Diamondization of Graphene and Graphene-BN Bilayers: Chemical Functionalization and Electronic Structure Engineering

TL;DR

This study uses first-principles calculations to explore how chemical functionalization induces diamond-like structures in graphene bilayers and graphene-BN hybrids, revealing tunable electronic and magnetic properties for potential electronic and spintronic applications.

Contribution

It provides a systematic analysis of the chemical functionalization effects on graphene bilayers and hybrids, highlighting spontaneous diamondization and property tunability.

Findings

Single-side functionalization yields magnetic semiconductor structures.

Double-side functionalization leads to spontaneous diamondization.

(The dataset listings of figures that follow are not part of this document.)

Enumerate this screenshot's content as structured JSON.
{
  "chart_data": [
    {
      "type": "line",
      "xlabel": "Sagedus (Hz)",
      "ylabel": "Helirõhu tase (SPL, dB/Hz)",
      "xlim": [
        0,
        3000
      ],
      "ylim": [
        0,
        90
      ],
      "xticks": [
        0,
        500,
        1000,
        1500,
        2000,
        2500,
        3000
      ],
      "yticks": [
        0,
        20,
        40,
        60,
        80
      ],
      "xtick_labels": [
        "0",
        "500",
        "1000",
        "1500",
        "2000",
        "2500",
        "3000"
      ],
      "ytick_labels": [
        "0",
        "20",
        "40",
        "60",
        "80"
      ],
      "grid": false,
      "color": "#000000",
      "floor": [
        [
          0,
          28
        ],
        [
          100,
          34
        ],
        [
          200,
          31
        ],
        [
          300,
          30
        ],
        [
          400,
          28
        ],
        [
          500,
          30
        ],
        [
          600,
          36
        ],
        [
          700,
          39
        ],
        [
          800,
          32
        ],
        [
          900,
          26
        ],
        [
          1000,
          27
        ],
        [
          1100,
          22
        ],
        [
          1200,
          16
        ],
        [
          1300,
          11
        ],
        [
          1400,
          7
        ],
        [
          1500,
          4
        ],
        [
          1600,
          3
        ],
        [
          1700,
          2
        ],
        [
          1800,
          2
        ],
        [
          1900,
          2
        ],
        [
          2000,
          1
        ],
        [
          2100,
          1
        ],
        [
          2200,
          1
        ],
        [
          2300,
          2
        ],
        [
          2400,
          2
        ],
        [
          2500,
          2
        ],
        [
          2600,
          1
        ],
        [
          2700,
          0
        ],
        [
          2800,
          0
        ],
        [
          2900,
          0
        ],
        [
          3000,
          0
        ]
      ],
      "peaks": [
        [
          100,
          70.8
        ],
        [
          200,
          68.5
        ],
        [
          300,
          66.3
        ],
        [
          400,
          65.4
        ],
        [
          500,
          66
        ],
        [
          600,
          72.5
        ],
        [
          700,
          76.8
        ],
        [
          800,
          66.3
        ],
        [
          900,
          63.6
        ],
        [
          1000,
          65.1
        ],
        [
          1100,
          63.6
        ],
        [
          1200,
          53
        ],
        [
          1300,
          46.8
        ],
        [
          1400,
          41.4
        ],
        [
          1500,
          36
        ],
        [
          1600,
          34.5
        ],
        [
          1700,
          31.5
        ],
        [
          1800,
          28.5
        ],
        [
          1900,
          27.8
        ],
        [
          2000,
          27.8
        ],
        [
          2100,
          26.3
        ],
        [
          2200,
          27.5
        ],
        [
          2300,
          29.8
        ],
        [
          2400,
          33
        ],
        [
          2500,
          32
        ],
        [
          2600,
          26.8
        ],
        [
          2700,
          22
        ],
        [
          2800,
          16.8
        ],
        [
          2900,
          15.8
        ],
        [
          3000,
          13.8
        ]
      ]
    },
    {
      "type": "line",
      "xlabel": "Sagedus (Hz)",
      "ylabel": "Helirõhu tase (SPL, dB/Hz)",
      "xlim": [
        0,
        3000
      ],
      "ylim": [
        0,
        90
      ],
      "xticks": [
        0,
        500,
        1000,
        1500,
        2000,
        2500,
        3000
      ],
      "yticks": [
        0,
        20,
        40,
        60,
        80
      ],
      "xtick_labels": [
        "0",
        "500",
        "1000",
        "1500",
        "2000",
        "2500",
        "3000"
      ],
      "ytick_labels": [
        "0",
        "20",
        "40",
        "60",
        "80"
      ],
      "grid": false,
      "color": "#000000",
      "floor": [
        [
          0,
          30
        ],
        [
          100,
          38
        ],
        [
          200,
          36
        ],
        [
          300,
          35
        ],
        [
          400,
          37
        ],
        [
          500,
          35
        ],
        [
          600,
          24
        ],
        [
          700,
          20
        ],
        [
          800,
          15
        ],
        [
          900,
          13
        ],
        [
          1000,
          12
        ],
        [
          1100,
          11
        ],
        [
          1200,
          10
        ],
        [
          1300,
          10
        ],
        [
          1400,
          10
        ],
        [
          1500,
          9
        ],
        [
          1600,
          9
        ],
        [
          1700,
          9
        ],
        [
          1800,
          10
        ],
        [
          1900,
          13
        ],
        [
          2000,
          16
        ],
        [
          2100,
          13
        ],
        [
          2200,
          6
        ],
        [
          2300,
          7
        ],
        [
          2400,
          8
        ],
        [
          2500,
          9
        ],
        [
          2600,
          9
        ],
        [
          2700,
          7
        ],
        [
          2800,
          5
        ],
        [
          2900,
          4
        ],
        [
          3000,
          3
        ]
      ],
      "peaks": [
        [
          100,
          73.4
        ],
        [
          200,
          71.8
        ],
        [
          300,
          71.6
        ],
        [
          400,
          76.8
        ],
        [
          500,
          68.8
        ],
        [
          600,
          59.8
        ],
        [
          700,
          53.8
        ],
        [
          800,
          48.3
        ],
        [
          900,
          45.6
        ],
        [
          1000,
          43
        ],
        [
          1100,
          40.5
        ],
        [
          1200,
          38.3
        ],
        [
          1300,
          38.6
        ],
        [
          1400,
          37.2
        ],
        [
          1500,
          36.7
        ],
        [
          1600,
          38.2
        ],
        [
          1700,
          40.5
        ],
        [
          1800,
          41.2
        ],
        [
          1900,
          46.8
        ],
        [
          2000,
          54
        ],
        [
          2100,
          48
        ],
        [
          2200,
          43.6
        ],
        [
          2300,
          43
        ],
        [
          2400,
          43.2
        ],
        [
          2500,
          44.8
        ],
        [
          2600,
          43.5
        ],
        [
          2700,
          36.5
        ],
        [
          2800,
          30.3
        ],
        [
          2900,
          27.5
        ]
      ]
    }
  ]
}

Replacing graphene with BN results in nonmagnetic metallic structures.

Abstract

In this article, based on first-principles calculations, we systematically study functionalization induced diamonization of graphene bilayer and graphene-BN hybrid bilayer. With single-side functionalization, the diamondized structures are magnetic semiconductor. Interestingly, if both sides of the bilayer are functionalized, diamondization becomes spontaneous without a barrier. On the other hand, when the bottom layer of the bilayer graphene is replaced by a single hexagonal BN layer, the diamondized structure becomes nonmagnetic metal. The tunable electronic and magnetic properties pave new avenues to construct graphene-based electronics and spintronics devices.